Friday, November 1st 2013, 5:13 pm
By: Craig Day

An Oklahoma Watch investigative report, produced by the Center for Investigative Reporting, shows a high number of veterans are being prescribed painkillers at VA centers, especially Oklahoma veterans.

The Center sorted through more than a decade of data, and found the Jack C. Montgomery VA Medical Center in Muskogee prescribes the highest number of prescription painkillers of any VA center in the nation.

"Some of these drugs can destroy their life," said veteran Alan Barecca.

Barecca, who served in the Army from 1965 to '67, said the biggest worry for many is the drugs could become addictive.

"I'm very concerned about drugs of all kinds and especially when you're talking about opiates and things like that, that could be addictive," Barecca said.

11/1/2013 Related Story: Analysis: Muskogee VA System Is No. 1 Issuer of Opiate Prescriptions

The Center for Investigative Reporting found prescriptions of four opiates - hydrocodone, oxycodone, methadone, and morphine - have surged 270 percent in the past 12 years.

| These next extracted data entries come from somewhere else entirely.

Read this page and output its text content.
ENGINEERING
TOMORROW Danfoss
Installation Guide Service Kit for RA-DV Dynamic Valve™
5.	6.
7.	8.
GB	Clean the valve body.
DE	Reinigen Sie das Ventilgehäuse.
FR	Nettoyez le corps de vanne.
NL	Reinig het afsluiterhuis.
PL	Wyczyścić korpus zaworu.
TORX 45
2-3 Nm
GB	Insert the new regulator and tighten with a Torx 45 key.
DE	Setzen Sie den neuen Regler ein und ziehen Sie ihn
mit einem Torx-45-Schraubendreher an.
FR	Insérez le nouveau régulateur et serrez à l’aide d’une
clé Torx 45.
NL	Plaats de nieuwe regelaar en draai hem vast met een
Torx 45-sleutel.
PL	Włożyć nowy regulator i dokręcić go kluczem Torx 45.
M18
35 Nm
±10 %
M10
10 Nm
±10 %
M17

And no VA nationwide has prescribed more opiates per patient since 9/11, than the VA in Muskogee.

"Sometimes, they're in a lot of pain, so I don't know what you do for these people," Barecca said.

The VA center in Muskogee averaged 1.6 opiate prescriptions per patient over the past decade.

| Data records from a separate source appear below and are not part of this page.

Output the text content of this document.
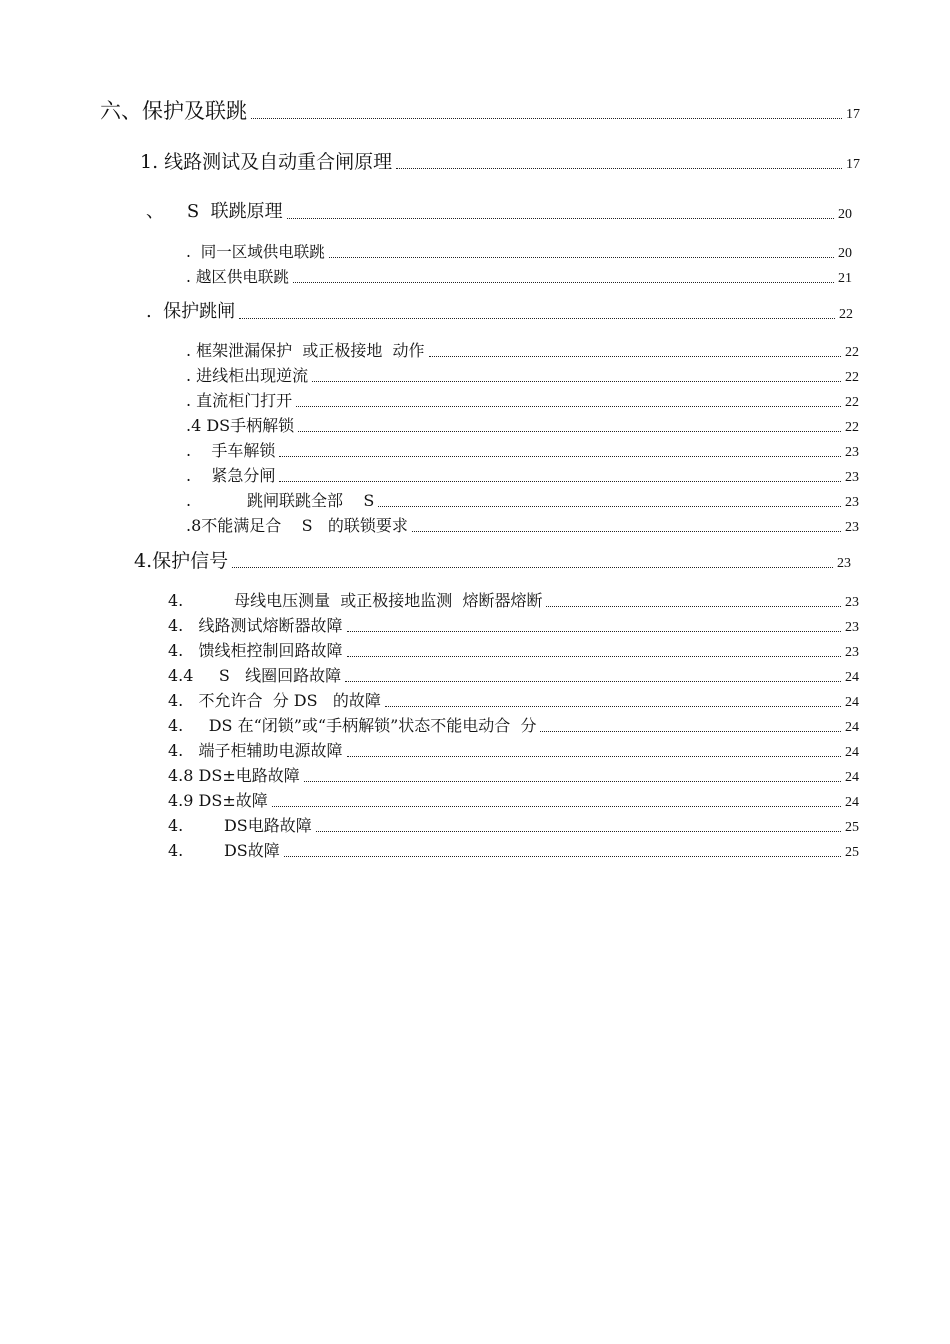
六、保护及联跳	17
1. 线路测试及自动重合闸原理	17
、    S  联跳原理	20
.  同一区域供电联跳	20
. 越区供电联跳	21
.  保护跳闸	22
. 框架泄漏保护  或正极接地  动作	22
. 进线柜出现逆流	22
. 直流柜门打开	22
.4 DS手柄解锁	22
.    手车解锁	23
.    紧急分闸	23
.           跳闸联跳全部    S	23
.8不能满足合    S   的联锁要求	23
4.保护信号	23
4.          母线电压测量  或正极接地监测  熔断器熔断	23
4.   线路测试熔断器故障	23
4.   馈线柜控制回路故障	23
4.4     S   线圈回路故障	24
4.   不允许合  分 DS   的故障	24
4.     DS 在“闭锁”或“手柄解锁”状态不能电动合  分	24
4.   端子柜辅助电源故障	24
4.8 DS±电路故障	24
4.9 DS±故障	24
4.        DS电路故障	25
4.        DS故障	25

But Barecca said, while he would like to see more alternatives for treatment of returning veterans other than drugs, any criticism of the facility is unwarranted.

"Virtually every veteran that is coming back has some physical or mental problem that the average person on the street is not having, so it's unfair to single them out," Barecca said.

In the investigative report, VA officials say there are multiple ongoing efforts to address drug abuse among veterans seen in their health care system, including treating root causes of pain rather than narcotics to reduce symptoms.

Barecca said its a good move.

"They relieve symptoms, but they don't really affect cures," Barecca said.

The VA center in Muskogee says the number of people getting prescribed opiates has dropped in the past year. They also offer alternative pain treatments, and veterans being treated with the drugs for pain management are provided more frequent appointments, care management, and education on alternative therapies.